Canadian businessman and philanthropist (1928–2022)

André Chagnon (March 17, 1928 – October 8, 2022) was a Canadian businessman and philanthropist. He was noted for being the founder of telecommunications company Vidéotron.

==Early life==
Chagnon was born in the Ahuntsic neighbourhood of Montreal on March 17, 1928. His father worked as an electrician and entrepreneur. Chagnon was raised near Gouin Boulevard during the Great Depression, and recounted how his family survived on "a lot of bread and molasses". He attended the École technique de Montréal from 1945 to 1949.

==Career==
Chagnon became an electrician like his father and began his work career by laying underground cables for the City of Montreal.

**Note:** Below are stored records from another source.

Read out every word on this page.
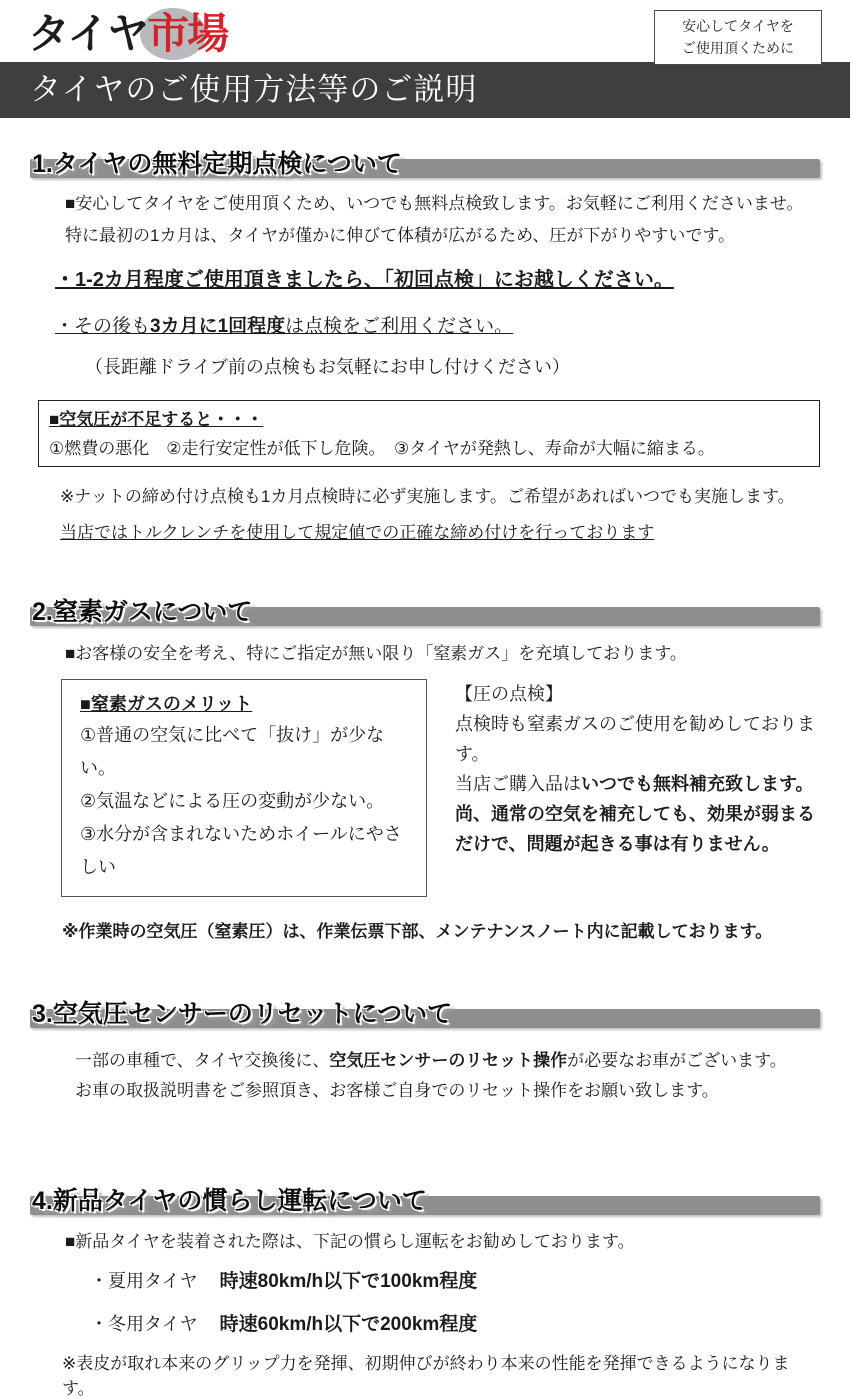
タイヤ市場	安心してタイヤを
ご使用頂くために
タイヤのご使用方法等のご説明
1.タイヤの無料定期点検について
■安心してタイヤをご使用頂くため、いつでも無料点検致します。お気軽にご利用くださいませ。
特に最初の1カ月は、タイヤが僅かに伸びて体積が広がるため、圧が下がりやすいです。
・1-2カ月程度ご使用頂きましたら、「初回点検」にお越しください。
・その後も3カ月に1回程度は点検をご利用ください。
（長距離ドライブ前の点検もお気軽にお申し付けください）
■空気圧が不足すると・・・
①燃費の悪化　②走行安定性が低下し危険。　③タイヤが発熱し、寿命が大幅に縮まる。
※ナットの締め付け点検も1カ月点検時に必ず実施します。ご希望があればいつでも実施します。
当店ではトルクレンチを使用して規定値での正確な締め付けを行っております
2.窒素ガスについて
■お客様の安全を考え、特にご指定が無い限り「窒素ガス」を充填しております。
■窒素ガスのメリット
①普通の空気に比べて「抜け」が少ない。
②気温などによる圧の変動が少ない。
③水分が含まれないためホイールにやさしい
【圧の点検】
点検時も窒素ガスのご使用を勧めしております。
当店ご購入品はいつでも無料補充致します。
尚、通常の空気を補充しても、効果が弱まるだけで、問題が起きる事は有りません。
※作業時の空気圧（窒素圧）は、作業伝票下部、メンテナンスノート内に記載しております。
3.空気圧センサーのリセットについて
一部の車種で、タイヤ交換後に、空気圧センサーのリセット操作が必要なお車がございます。
お車の取扱説明書をご参照頂き、お客様ご自身でのリセット操作をお願い致します。
4.新品タイヤの慣らし運転について
■新品タイヤを装着された際は、下記の慣らし運転をお勧めしております。
・夏用タイヤ 時速80km/h以下で100km程度
・冬用タイヤ 時速60km/h以下で200km程度
※表皮が取れ本来のグリップ力を発揮、初期伸びが終わり本来の性能を発揮できるようになります。
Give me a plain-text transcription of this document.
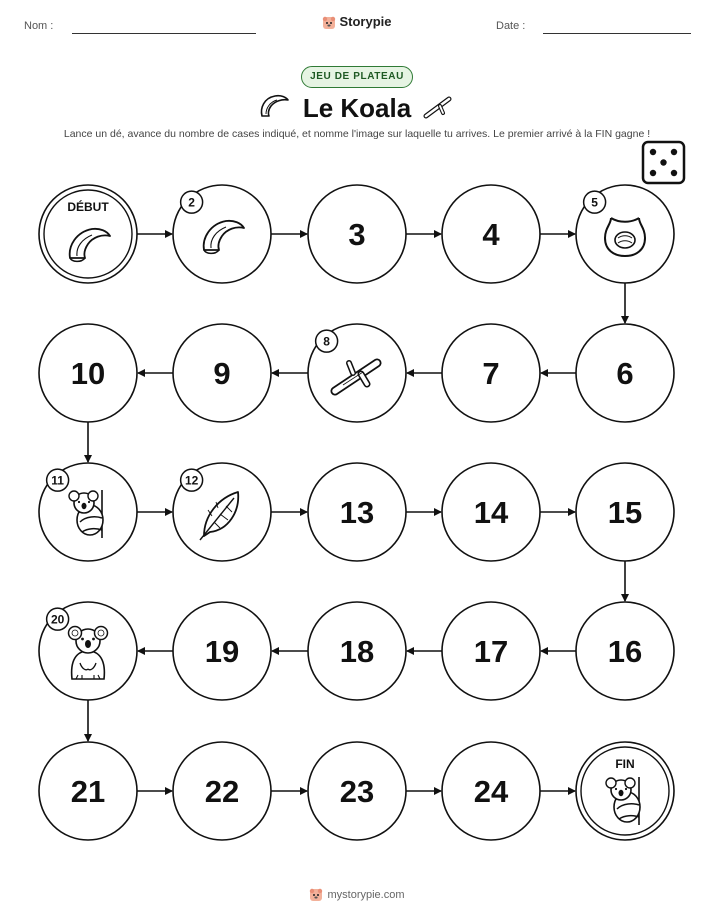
Nom :	Storypie	Date :
JEU DE PLATEAU
Le Koala
Lance un dé, avance du nombre de cases indiqué, et nomme l'image sur laquelle tu arrives. Le premier arrivé à la FIN gagne !
DÉBUT	2
3	4
5
6
7
8
9
10
11	12
13	14	15
16
17
18
19
20
21	22	23	24
FIN
mystorypie.com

He eventually started his own contracting company – E. R. Chagnon et Fils – in 1957, when he was 29. He later sold it to his employees. In 1964, he founded the cable company Le Groupe Vidéotron. Under his leadership, the company adopted an acquisition-based growth strategy, starting with the purchase of Câblevision Nationale in 1980. It went on to acquire Télé-Métropole six years later. This was ultimately sold when the company bought CF Cable in 1997. Vidéotron was also listed on the Montreal Exchange in 1985, and established a branch in London in 1988, before branching into the United States five years later. These moves led to Vidéotron becoming Canada's third-largest telecommunications company and the largest in Quebec.

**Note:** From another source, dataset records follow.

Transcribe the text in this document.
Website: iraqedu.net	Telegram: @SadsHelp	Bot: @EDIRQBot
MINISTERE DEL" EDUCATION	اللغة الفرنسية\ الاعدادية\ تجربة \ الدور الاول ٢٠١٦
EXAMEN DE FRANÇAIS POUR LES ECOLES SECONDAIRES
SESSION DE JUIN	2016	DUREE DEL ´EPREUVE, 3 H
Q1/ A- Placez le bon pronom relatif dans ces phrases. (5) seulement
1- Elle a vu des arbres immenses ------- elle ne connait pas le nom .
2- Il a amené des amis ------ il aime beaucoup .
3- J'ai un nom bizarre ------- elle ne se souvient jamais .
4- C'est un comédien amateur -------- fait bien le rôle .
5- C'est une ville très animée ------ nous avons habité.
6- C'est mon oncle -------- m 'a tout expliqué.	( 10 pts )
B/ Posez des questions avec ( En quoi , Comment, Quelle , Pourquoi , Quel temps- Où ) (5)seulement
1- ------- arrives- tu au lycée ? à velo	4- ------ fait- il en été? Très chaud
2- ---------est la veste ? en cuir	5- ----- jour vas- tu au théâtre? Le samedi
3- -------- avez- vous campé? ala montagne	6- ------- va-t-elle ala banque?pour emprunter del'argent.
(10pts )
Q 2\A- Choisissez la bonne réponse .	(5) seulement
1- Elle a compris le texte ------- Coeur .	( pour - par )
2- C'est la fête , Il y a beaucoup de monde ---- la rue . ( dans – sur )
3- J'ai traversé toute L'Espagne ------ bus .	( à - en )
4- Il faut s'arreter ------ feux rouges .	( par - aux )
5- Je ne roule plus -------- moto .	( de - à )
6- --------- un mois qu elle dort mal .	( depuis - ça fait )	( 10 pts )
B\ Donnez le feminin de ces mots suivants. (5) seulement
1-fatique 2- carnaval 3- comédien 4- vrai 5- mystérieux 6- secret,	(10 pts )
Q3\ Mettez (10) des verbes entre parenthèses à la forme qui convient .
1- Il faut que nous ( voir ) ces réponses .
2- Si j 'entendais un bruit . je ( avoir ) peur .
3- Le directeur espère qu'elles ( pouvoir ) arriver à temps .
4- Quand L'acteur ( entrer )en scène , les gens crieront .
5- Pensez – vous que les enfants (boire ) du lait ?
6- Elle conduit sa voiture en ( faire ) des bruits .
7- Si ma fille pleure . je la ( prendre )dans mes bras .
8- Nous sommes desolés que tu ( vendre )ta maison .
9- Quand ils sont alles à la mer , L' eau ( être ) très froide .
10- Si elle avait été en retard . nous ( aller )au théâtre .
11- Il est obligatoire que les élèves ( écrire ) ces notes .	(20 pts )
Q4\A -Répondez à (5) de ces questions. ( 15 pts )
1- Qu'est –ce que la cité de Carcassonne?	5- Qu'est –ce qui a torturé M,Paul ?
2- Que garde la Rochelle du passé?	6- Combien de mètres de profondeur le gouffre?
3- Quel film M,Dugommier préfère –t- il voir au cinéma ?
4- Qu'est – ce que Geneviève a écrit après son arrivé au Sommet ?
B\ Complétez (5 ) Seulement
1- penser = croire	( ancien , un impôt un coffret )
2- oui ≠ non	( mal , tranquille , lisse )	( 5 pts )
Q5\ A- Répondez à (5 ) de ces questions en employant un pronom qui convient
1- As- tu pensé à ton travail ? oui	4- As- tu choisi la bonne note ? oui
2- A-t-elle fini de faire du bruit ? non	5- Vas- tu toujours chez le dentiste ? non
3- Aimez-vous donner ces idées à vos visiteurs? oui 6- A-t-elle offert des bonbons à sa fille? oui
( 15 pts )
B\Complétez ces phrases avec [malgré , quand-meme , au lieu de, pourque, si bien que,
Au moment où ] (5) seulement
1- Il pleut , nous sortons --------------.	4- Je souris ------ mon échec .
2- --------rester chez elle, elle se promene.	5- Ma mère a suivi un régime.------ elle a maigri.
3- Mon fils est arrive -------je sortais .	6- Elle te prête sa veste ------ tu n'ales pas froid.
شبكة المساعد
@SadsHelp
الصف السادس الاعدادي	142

Chagnon was one of the four industrial leaders invited by the Government of Canada to take part in the 1995 G-7 Ministerial Conference on the Information Society, held in Brussels. He was also named to the Information Highway Advisory Council that same year. Retiring in 2000, Chagnon set up the Fondation Lucie et André Chagnon, an organization working to prevent poverty and illness in families, which has $1.4 billion in assets and was one of the largest foundations in Canada. He had a net worth of $474 million CDN in 2006.

==Personal life==
Chagnon was married to Lucie Dolan-Chagnon for 65 years until her death in August 2014. Together, they had five children. One of them, Christian, predeceased Chagnon. Chagnon became a vegetarian around the 1990s.

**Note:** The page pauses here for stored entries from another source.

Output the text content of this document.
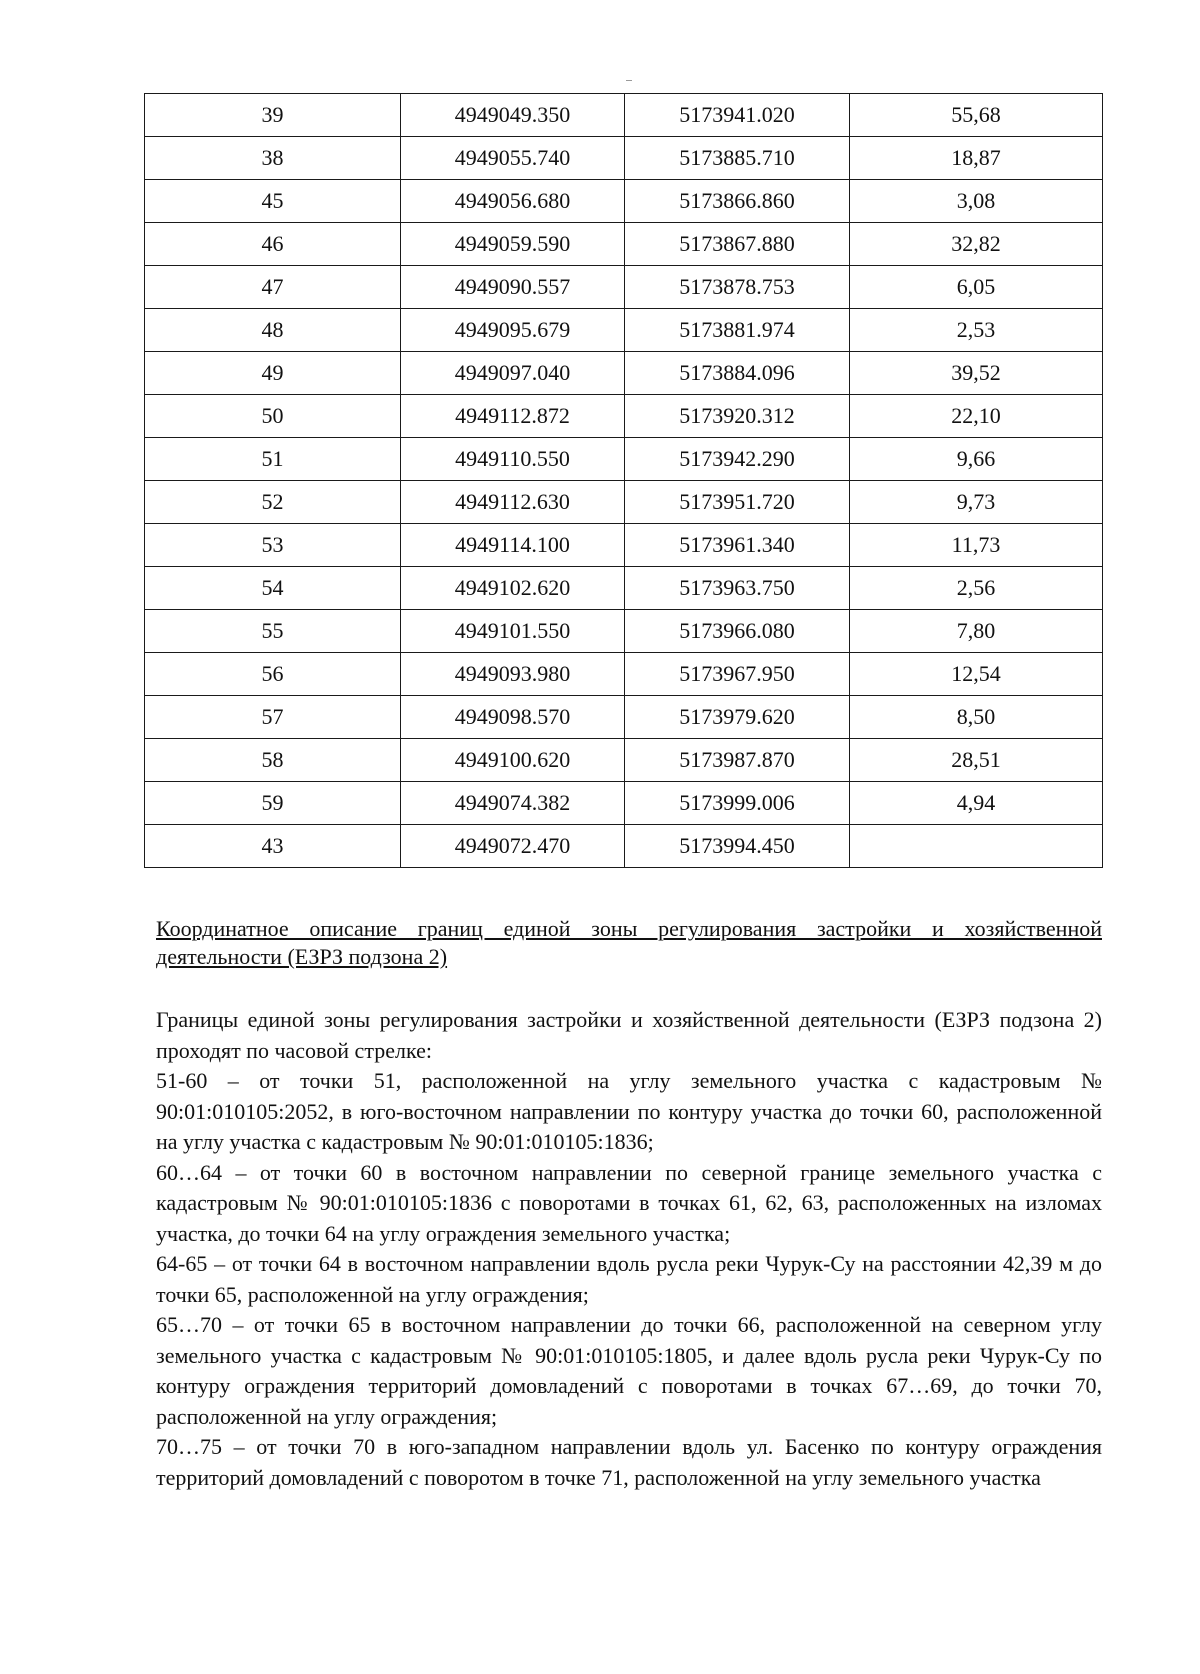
39	4949049.350	5173941.020	55,68
38	4949055.740	5173885.710	18,87
45	4949056.680	5173866.860	3,08
46	4949059.590	5173867.880	32,82
47	4949090.557	5173878.753	6,05
48	4949095.679	5173881.974	2,53
49	4949097.040	5173884.096	39,52
50	4949112.872	5173920.312	22,10
51	4949110.550	5173942.290	9,66
52	4949112.630	5173951.720	9,73
53	4949114.100	5173961.340	11,73
54	4949102.620	5173963.750	2,56
55	4949101.550	5173966.080	7,80
56	4949093.980	5173967.950	12,54
57	4949098.570	5173979.620	8,50
58	4949100.620	5173987.870	28,51
59	4949074.382	5173999.006	4,94
43	4949072.470	5173994.450	
Координатное описание границ единой зоны регулирования застройки и хозяйственной деятельности (ЕЗРЗ подзона 2)

Границы единой зоны регулирования застройки и хозяйственной деятельности (ЕЗРЗ подзона 2) проходят по часовой стрелке:

51-60 – от точки 51, расположенной на углу земельного участка с кадастровым № 90:01:010105:2052, в юго-восточном направлении по контуру участка до точки 60, расположенной на углу участка с кадастровым № 90:01:010105:1836;

60…64 – от точки 60 в восточном направлении по северной границе земельного участка с кадастровым № 90:01:010105:1836 с поворотами в точках 61, 62, 63, расположенных на изломах участка, до точки 64 на углу ограждения земельного участка;

64-65 – от точки 64 в восточном направлении вдоль русла реки Чурук-Су на расстоянии 42,39 м до точки 65, расположенной на углу ограждения;

65…70 – от точки 65 в восточном направлении до точки 66, расположенной на северном углу земельного участка с кадастровым № 90:01:010105:1805, и далее вдоль русла реки Чурук-Су по контуру ограждения территорий домовладений с поворотами в точках 67…69, до точки 70, расположенной на углу ограждения;

70…75 – от точки 70 в юго-западном направлении вдоль ул. Басенко по контуру ограждения территорий домовладений с поворотом в точке 71, расположенной на углу земельного участка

Chagnon died on October 8, 2022, at age 94.

==Awards and honours==
Chagnon was appointed an officer of the Order of Canada in October 1992 and invested six months later in April of the following year. He was inducted into the Canadian Business Hall of Fame in 2002. One year later, he was invested as an officer of the National Order of Quebec. He was subsequently conferred the Entrepreneur Of The Year 2005 Lifetime Achievement Award by Ernst & Young. Chagnon was granted honorary doctorates from the University of Ottawa (2004), McGill University (2004), Concordia University (2004), HEC Montréal (2008), and Université Laval. He was made a commander of the Order of Montreal in its inaugural class of 2016.